Zach Stewart tried to one-up Liriano by carrying a perfect game into the eighth inning. Alas, Danny Valencia broke it up by reaching for an outside fastball and poking it to right field for a double, the only hit -- nay, baserunner -- the Twins mustered all night.
In the White Sox's second game of the day, Stewart had to settle for his first career shutout, which included a career-best nine strikeouts in a rather tidy 114-pitch package. Granted, this was just his eighth big-league start, so his first great start was going to set a lot of career highs, but in any event, good luck topping this one, kid.
Stewart only ran one three-ball count all night long, and that was in the fifth, when he started off Luke Hughes with three straight out of the zone. Hughes looked at strike one and two, then fouled off four straight pitches before swinging through a slider for strike three.
That illustrated a big difference in Stewart's approach -- he only started off 14 of 28 hitters with a strike, but he came back by throwing his slider in fastball counts, which is something he hadn't done much of before. Maybe the state of the Twins lineup gave him more confidence -- neither Michael Cuddyer nor Jason Kubel started, to go along with the 84 other regulars on the DL.

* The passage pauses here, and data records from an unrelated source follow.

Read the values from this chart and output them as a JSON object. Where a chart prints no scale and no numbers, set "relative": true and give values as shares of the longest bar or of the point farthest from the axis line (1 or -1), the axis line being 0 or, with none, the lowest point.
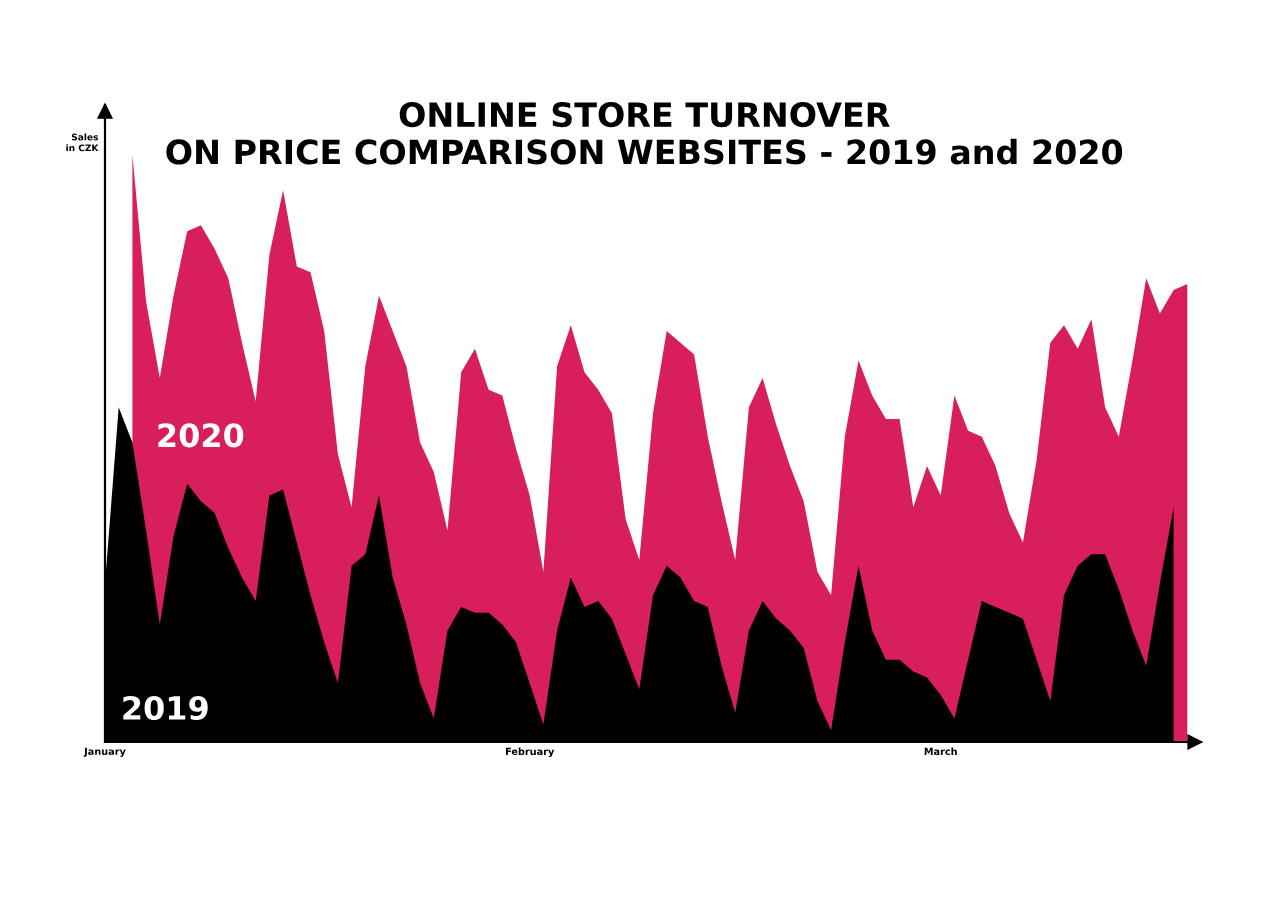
{
  "chart_data": {
    "type": "area",
    "relative": true,
    "title": "ONLINE STORE TURNOVER\nON PRICE COMPARISON WEBSITES - 2019 and 2020",
    "ylabel": "Sales\nin CZK",
    "categories": [
      "January",
      null,
      null,
      null,
      null,
      null,
      null,
      null,
      null,
      null,
      null,
      null,
      null,
      null,
      null,
      null,
      null,
      null,
      null,
      null,
      null,
      null,
      null,
      null,
      null,
      null,
      null,
      null,
      null,
      null,
      null,
      "February",
      null,
      null,
      null,
      null,
      null,
      null,
      null,
      null,
      null,
      null,
      null,
      null,
      null,
      null,
      null,
      null,
      null,
      null,
      null,
      null,
      null,
      null,
      null,
      null,
      null,
      null,
      null,
      null,
      null,
      "March",
      null,
      null,
      null,
      null,
      null,
      null,
      null,
      null,
      null,
      null,
      null,
      null,
      null,
      null,
      null,
      null,
      null,
      null
    ],
    "series": [
      {
        "name": "2020",
        "color": "#d81e5b",
        "values": [
          null,
          null,
          1.0,
          0.75,
          0.62,
          0.76,
          0.87,
          0.88,
          0.84,
          0.79,
          0.68,
          0.58,
          0.83,
          0.94,
          0.81,
          0.8,
          0.7,
          0.49,
          0.4,
          0.64,
          0.76,
          0.7,
          0.64,
          0.51,
          0.46,
          0.36,
          0.63,
          0.67,
          0.6,
          0.59,
          0.5,
          0.42,
          0.29,
          0.64,
          0.71,
          0.63,
          0.6,
          0.56,
          0.38,
          0.31,
          0.56,
          0.7,
          0.68,
          0.66,
          0.52,
          0.41,
          0.31,
          0.57,
          0.62,
          0.54,
          0.47,
          0.41,
          0.29,
          0.25,
          0.52,
          0.65,
          0.59,
          0.55,
          0.55,
          0.4,
          0.47,
          0.42,
          0.59,
          0.53,
          0.52,
          0.47,
          0.39,
          0.34,
          0.48,
          0.68,
          0.71,
          0.67,
          0.72,
          0.57,
          0.52,
          0.65,
          0.79,
          0.73,
          0.77,
          0.78
        ]
      },
      {
        "name": "2019",
        "color": "#000000",
        "values": [
          0.27,
          0.57,
          0.51,
          0.36,
          0.2,
          0.35,
          0.44,
          0.41,
          0.39,
          0.33,
          0.28,
          0.24,
          0.42,
          0.43,
          0.34,
          0.25,
          0.17,
          0.1,
          0.3,
          0.32,
          0.42,
          0.28,
          0.2,
          0.1,
          0.04,
          0.19,
          0.23,
          0.22,
          0.22,
          0.2,
          0.17,
          0.1,
          0.03,
          0.19,
          0.28,
          0.23,
          0.24,
          0.21,
          0.15,
          0.09,
          0.25,
          0.3,
          0.28,
          0.24,
          0.23,
          0.13,
          0.05,
          0.19,
          0.24,
          0.21,
          0.19,
          0.16,
          0.07,
          0.02,
          0.17,
          0.3,
          0.19,
          0.14,
          0.14,
          0.12,
          0.11,
          0.08,
          0.04,
          0.14,
          0.24,
          0.23,
          0.22,
          0.21,
          0.14,
          0.07,
          0.25,
          0.3,
          0.32,
          0.32,
          0.26,
          0.19,
          0.13,
          0.27,
          0.4,
          null
        ]
      }
    ]
  }
}
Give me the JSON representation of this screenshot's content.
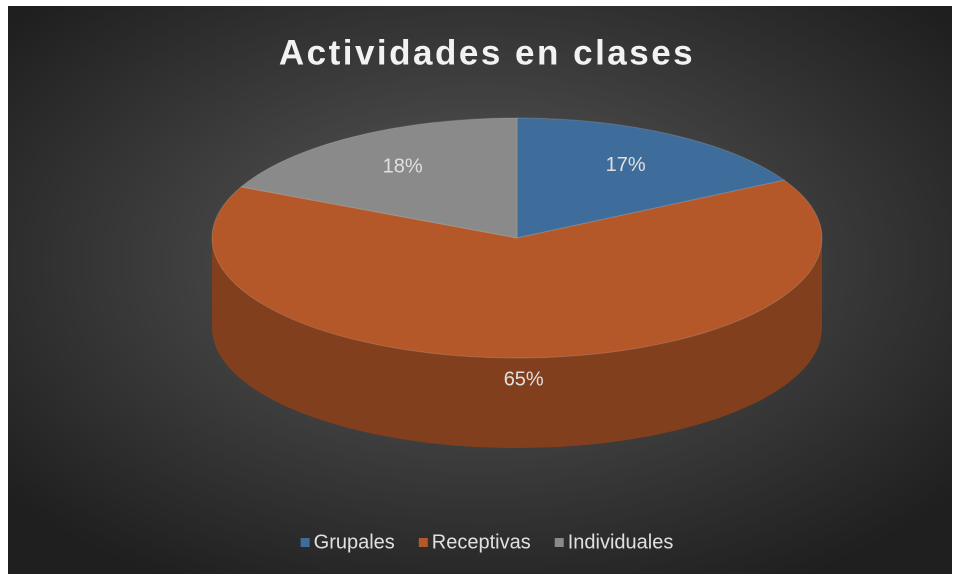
{
  "chart_data": {
    "type": "pie3d",
    "title": "Actividades en clases",
    "categories": [
      "Grupales",
      "Receptivas",
      "Individuales"
    ],
    "values": [
      17,
      65,
      18
    ],
    "value_labels": [
      "17%",
      "65%",
      "18%"
    ],
    "colors": [
      "#3f6d9b",
      "#b4582a",
      "#8a8a8a"
    ],
    "legend": "bottom"
  }
}
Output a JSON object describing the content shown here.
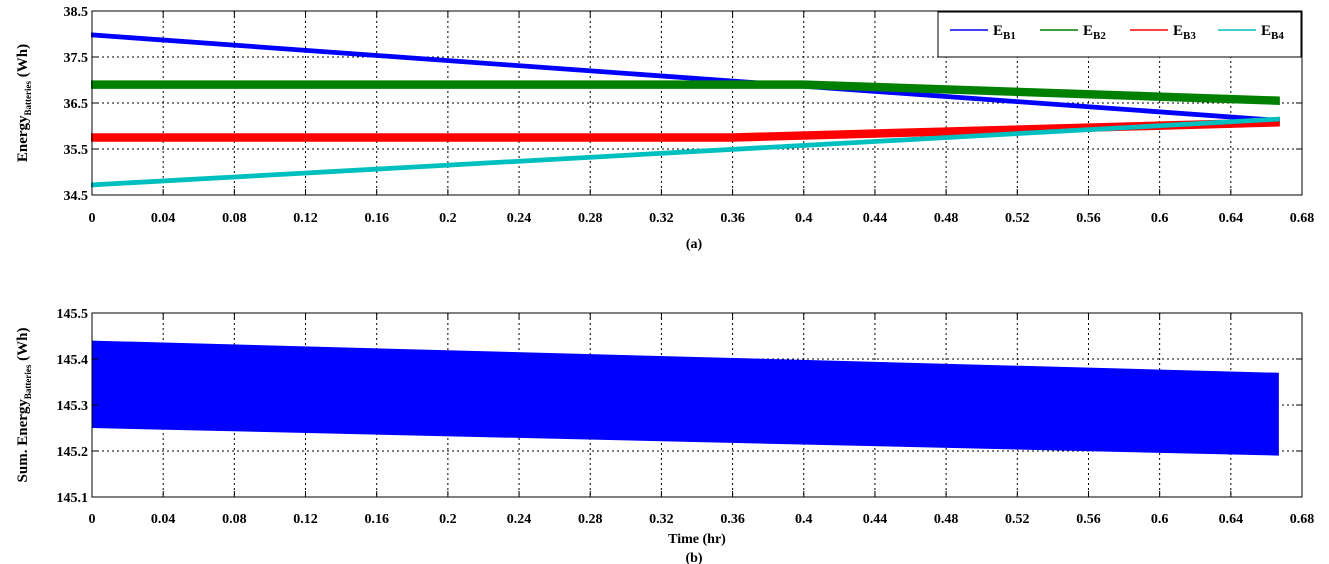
{
  "chart_data": [
    {
      "type": "line",
      "panel_label": "(a)",
      "title": "",
      "xlabel": "",
      "ylabel": {
        "base": "Energy",
        "sub": "Batteries",
        "unit": "(Wh)"
      },
      "xlim": [
        0,
        0.68
      ],
      "ylim": [
        34.5,
        38.5
      ],
      "xticks": [
        "0",
        "0.04",
        "0.08",
        "0.12",
        "0.16",
        "0.2",
        "0.24",
        "0.28",
        "0.32",
        "0.36",
        "0.4",
        "0.44",
        "0.48",
        "0.52",
        "0.56",
        "0.6",
        "0.64",
        "0.68"
      ],
      "yticks": [
        "34.5",
        "35.5",
        "36.5",
        "37.5",
        "38.5"
      ],
      "grid": true,
      "legend_position": "top-right",
      "series": [
        {
          "name": "E",
          "sub": "B1",
          "color": "#0000ff",
          "x": [
            0,
            0.667
          ],
          "y": [
            37.98,
            36.12
          ],
          "band": 0.06
        },
        {
          "name": "E",
          "sub": "B2",
          "color": "#008000",
          "x": [
            0,
            0.4,
            0.667
          ],
          "y": [
            36.9,
            36.9,
            36.55
          ],
          "band": 0.14
        },
        {
          "name": "E",
          "sub": "B3",
          "color": "#ff0000",
          "x": [
            0,
            0.36,
            0.667
          ],
          "y": [
            35.75,
            35.75,
            36.08
          ],
          "band": 0.14
        },
        {
          "name": "E",
          "sub": "B4",
          "color": "#00bfbf",
          "x": [
            0,
            0.667
          ],
          "y": [
            34.72,
            36.15
          ],
          "band": 0.06
        }
      ]
    },
    {
      "type": "area",
      "panel_label": "(b)",
      "title": "",
      "xlabel": "Time (hr)",
      "ylabel": {
        "base": "Sum. Energy",
        "sub": "Batteries",
        "unit": "(Wh)"
      },
      "xlim": [
        0,
        0.68
      ],
      "ylim": [
        145.1,
        145.5
      ],
      "xticks": [
        "0",
        "0.04",
        "0.08",
        "0.12",
        "0.16",
        "0.2",
        "0.24",
        "0.28",
        "0.32",
        "0.36",
        "0.4",
        "0.44",
        "0.48",
        "0.52",
        "0.56",
        "0.6",
        "0.64",
        "0.68"
      ],
      "yticks": [
        "145.1",
        "145.2",
        "145.3",
        "145.4",
        "145.5"
      ],
      "grid": true,
      "series": [
        {
          "color": "#0000ff",
          "x": [
            0,
            0.667
          ],
          "upper": [
            145.44,
            145.37
          ],
          "lower": [
            145.25,
            145.19
          ]
        }
      ]
    }
  ]
}
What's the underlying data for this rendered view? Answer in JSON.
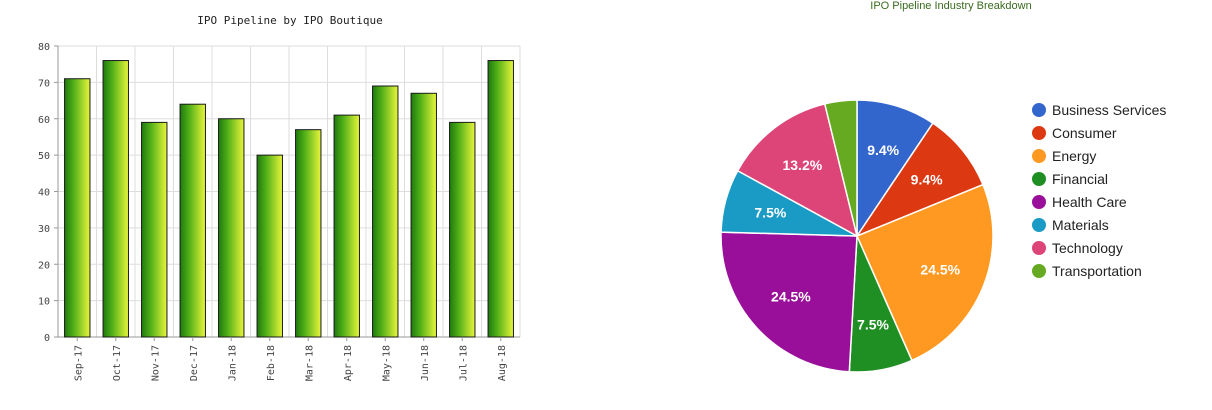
{
  "chart_data": [
    {
      "type": "bar",
      "title": "IPO Pipeline by IPO Boutique",
      "categories": [
        "Sep-17",
        "Oct-17",
        "Nov-17",
        "Dec-17",
        "Jan-18",
        "Feb-18",
        "Mar-18",
        "Apr-18",
        "May-18",
        "Jun-18",
        "Jul-18",
        "Aug-18"
      ],
      "values": [
        71,
        76,
        59,
        64,
        60,
        50,
        57,
        61,
        69,
        67,
        59,
        76
      ],
      "ylim": [
        0,
        80
      ],
      "yticks": [
        0,
        10,
        20,
        30,
        40,
        50,
        60,
        70,
        80
      ],
      "grid": true,
      "colors": {
        "bar_dark": "#1e7a0e",
        "bar_light": "#e8f53a",
        "grid": "#dddddd",
        "axis": "#999999"
      }
    },
    {
      "type": "pie",
      "title": "IPO Pipeline Industry Breakdown",
      "slices": [
        {
          "label": "Business Services",
          "value": 9.4,
          "display": "9.4%",
          "color": "#3366cc"
        },
        {
          "label": "Consumer",
          "value": 9.4,
          "display": "9.4%",
          "color": "#dc3912"
        },
        {
          "label": "Energy",
          "value": 24.5,
          "display": "24.5%",
          "color": "#ff9922"
        },
        {
          "label": "Financial",
          "value": 7.5,
          "display": "7.5%",
          "color": "#1f8f24"
        },
        {
          "label": "Health Care",
          "value": 24.5,
          "display": "24.5%",
          "color": "#990f99"
        },
        {
          "label": "Materials",
          "value": 7.5,
          "display": "7.5%",
          "color": "#1a9bc5"
        },
        {
          "label": "Technology",
          "value": 13.2,
          "display": "13.2%",
          "color": "#dd4477"
        },
        {
          "label": "Transportation",
          "value": 3.8,
          "display": "",
          "color": "#66aa22"
        }
      ],
      "legend_position": "right"
    }
  ]
}
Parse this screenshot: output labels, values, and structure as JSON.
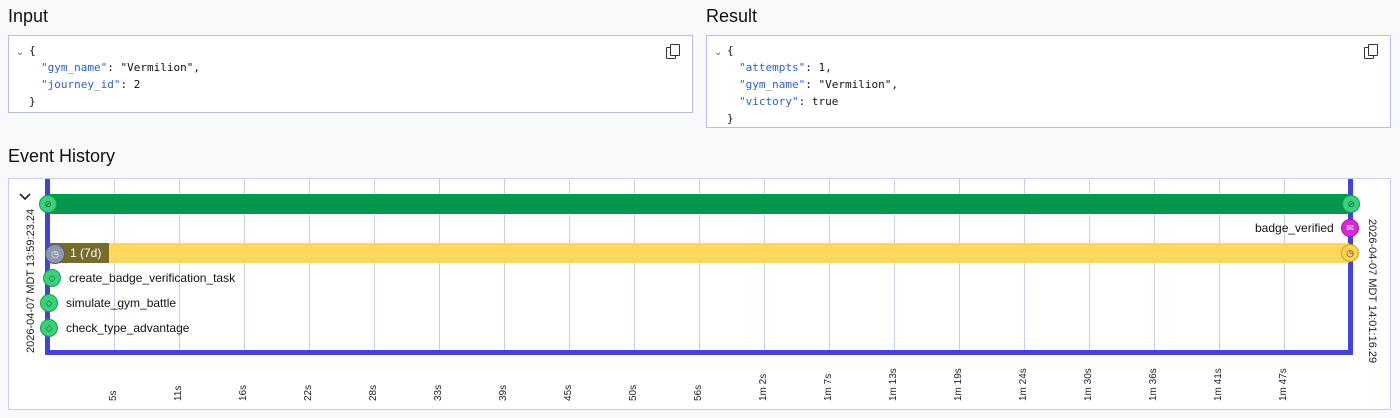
{
  "input": {
    "title": "Input",
    "json_lines": [
      {
        "indent": 0,
        "text": "{"
      },
      {
        "indent": 1,
        "key": "\"gym_name\"",
        "value": "\"Vermilion\","
      },
      {
        "indent": 1,
        "key": "\"journey_id\"",
        "value": "2"
      },
      {
        "indent": 0,
        "text": "}"
      }
    ]
  },
  "result": {
    "title": "Result",
    "json_lines": [
      {
        "indent": 0,
        "text": "{"
      },
      {
        "indent": 1,
        "key": "\"attempts\"",
        "value": "1,"
      },
      {
        "indent": 1,
        "key": "\"gym_name\"",
        "value": "\"Vermilion\","
      },
      {
        "indent": 1,
        "key": "\"victory\"",
        "value": "true"
      },
      {
        "indent": 0,
        "text": "}"
      }
    ]
  },
  "event_history": {
    "title": "Event History",
    "start_time": "2026-04-07 MDT 13:59:23.24",
    "end_time": "2026-04-07 MDT 14:01:16.29",
    "ticks": [
      "5s",
      "11s",
      "16s",
      "22s",
      "28s",
      "33s",
      "39s",
      "45s",
      "50s",
      "56s",
      "1m 2s",
      "1m 7s",
      "1m 13s",
      "1m 19s",
      "1m 24s",
      "1m 30s",
      "1m 36s",
      "1m 41s",
      "1m 47s"
    ],
    "timer_label": "1 (7d)",
    "signal_label": "badge_verified",
    "activities": [
      "create_badge_verification_task",
      "simulate_gym_battle",
      "check_type_advantage"
    ],
    "colors": {
      "workflow_bar": "#03984d",
      "timer_bar": "#ffd75a",
      "timer_fill": "#766b2b",
      "axis": "#4343d8"
    },
    "icons": {
      "workflow": "workflow-icon",
      "timer": "timer-icon",
      "signal": "signal-icon",
      "activity": "activity-icon"
    }
  }
}
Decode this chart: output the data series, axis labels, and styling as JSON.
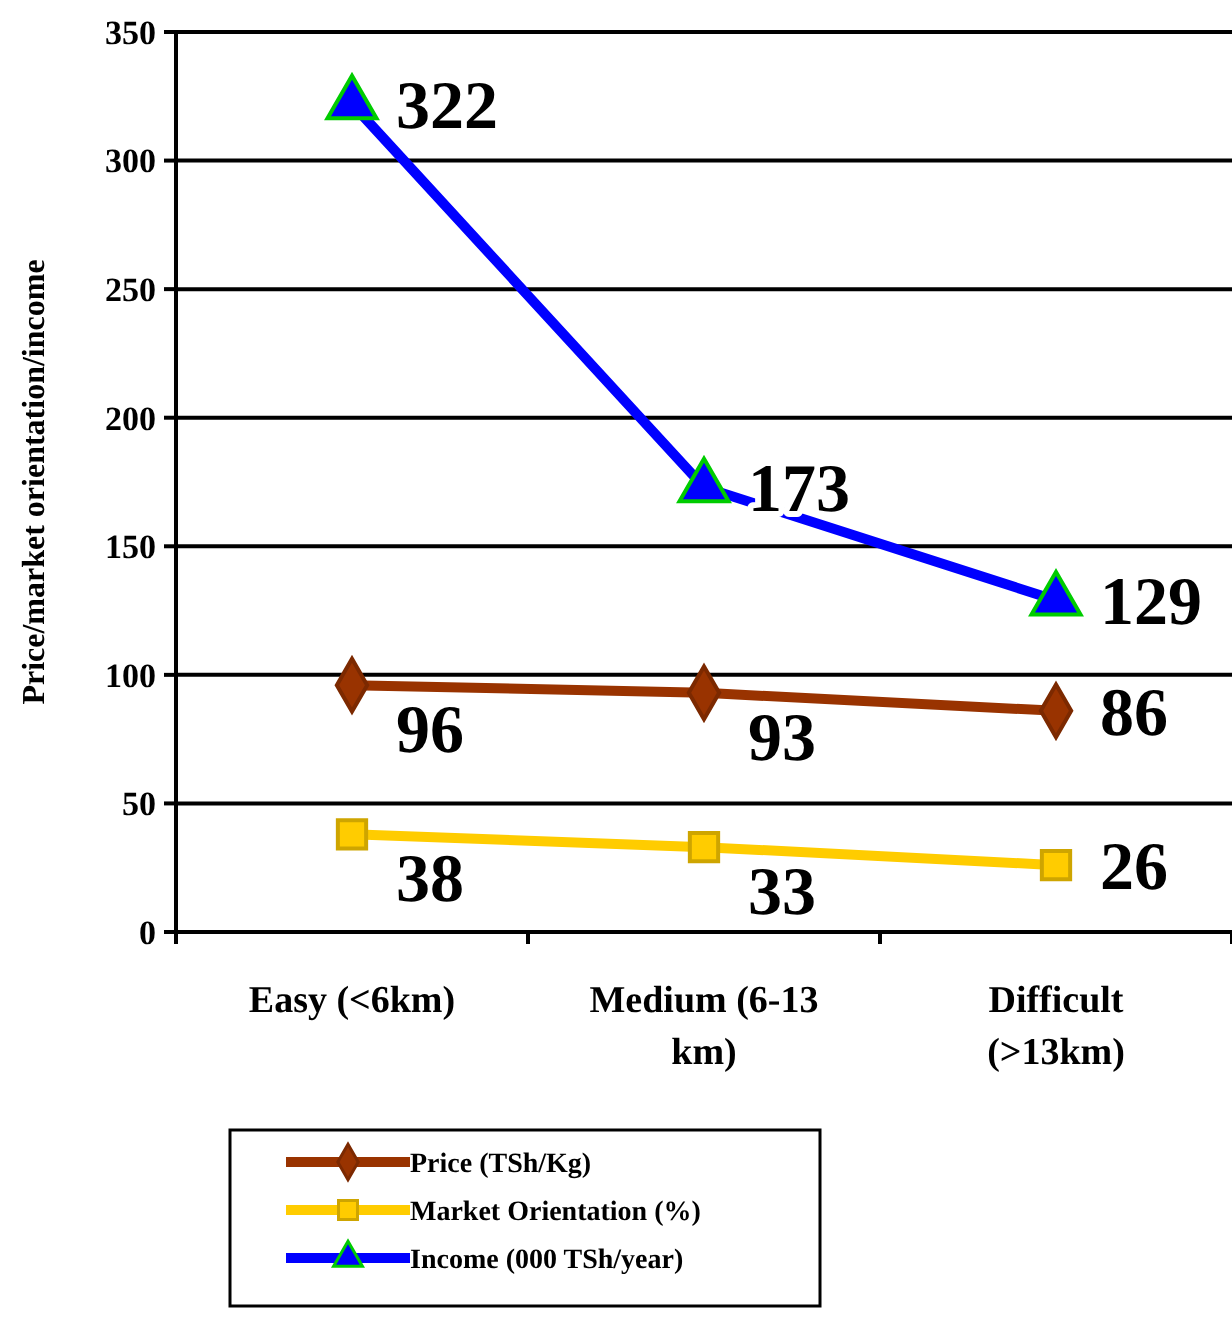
{
  "chart_data": {
    "type": "line",
    "ylabel": "Price/market orientation/income",
    "categories": [
      "Easy (<6km)",
      "Medium (6-13 km)",
      "Difficult (>13km)"
    ],
    "series": [
      {
        "name": "Price (TSh/Kg)",
        "color": "#993300",
        "marker": "diamond",
        "values": [
          96,
          93,
          86
        ]
      },
      {
        "name": "Market Orientation (%)",
        "color": "#ffcc00",
        "marker": "square",
        "values": [
          38,
          33,
          26
        ]
      },
      {
        "name": "Income (000 TSh/year)",
        "color": "#0000ff",
        "marker": "triangle",
        "values": [
          322,
          173,
          129
        ]
      }
    ],
    "ylim": [
      0,
      350
    ],
    "yticks": [
      0,
      50,
      100,
      150,
      200,
      250,
      300,
      350
    ],
    "grid": "y",
    "legend": "bottom",
    "data_labels": true
  }
}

Great defense by the left side of the infield also helped. Brent Morel saved the perfect game bid by handling a couple of hot shots -- one to each side -- and popped up with strong throws across the diamond. Alexei Ramirez snagged a Joe Mauer screamer to end the seventh inning, and then recorded the assist on the final out by ranging to his left and spinning to throw in time to retire Ben Revere. Morel and Ramirez had been guilty of weaksauce throws over the past few games, but they had their rifles on display tonight.
The offense? Well, it did enough.
Scott Diamond didn't have Stewart's stuff, because the White Sox sized him up for line drive singles in the early going. Juan Pierre shot a single off the mound for the game's first run in the second, and Alexei Ramirez lined a single to left to make it a 2-0 game in the fifth. Diamond exited after that inning, but he left the game a survivor -- despite giving up eight hits and two walks over five innings, he held the Sox to a respectable two runs.
The Sox couldn't find a way to deliver a knockout blow until they had two outs and nobody on in the seventh. Ramirez and Alex Rios singled, Tyler Flowers walked to load the bases, and Morel broke the game open with a two-run single to center.
Throw in a mid-inning pitching change, and the Sox's late rally raised the issue that they might be icing Stewart. But Stewart quelled those questions by going three-up, three-down -- although Mauer didn't go down without a fight.
The White Sox ended up going 3-for-16 with runners in scoring position, stranding 13 runners in all. The Twins only stranded one runner. That's certainly a study in contrast, but it's pretty clear which one is preferable.
Notes:
*Alex Rios led the charge by going 3-for-5 with two runs scored and a stolen base. He's had five games with three hits or more, and three of them have come against the Twins.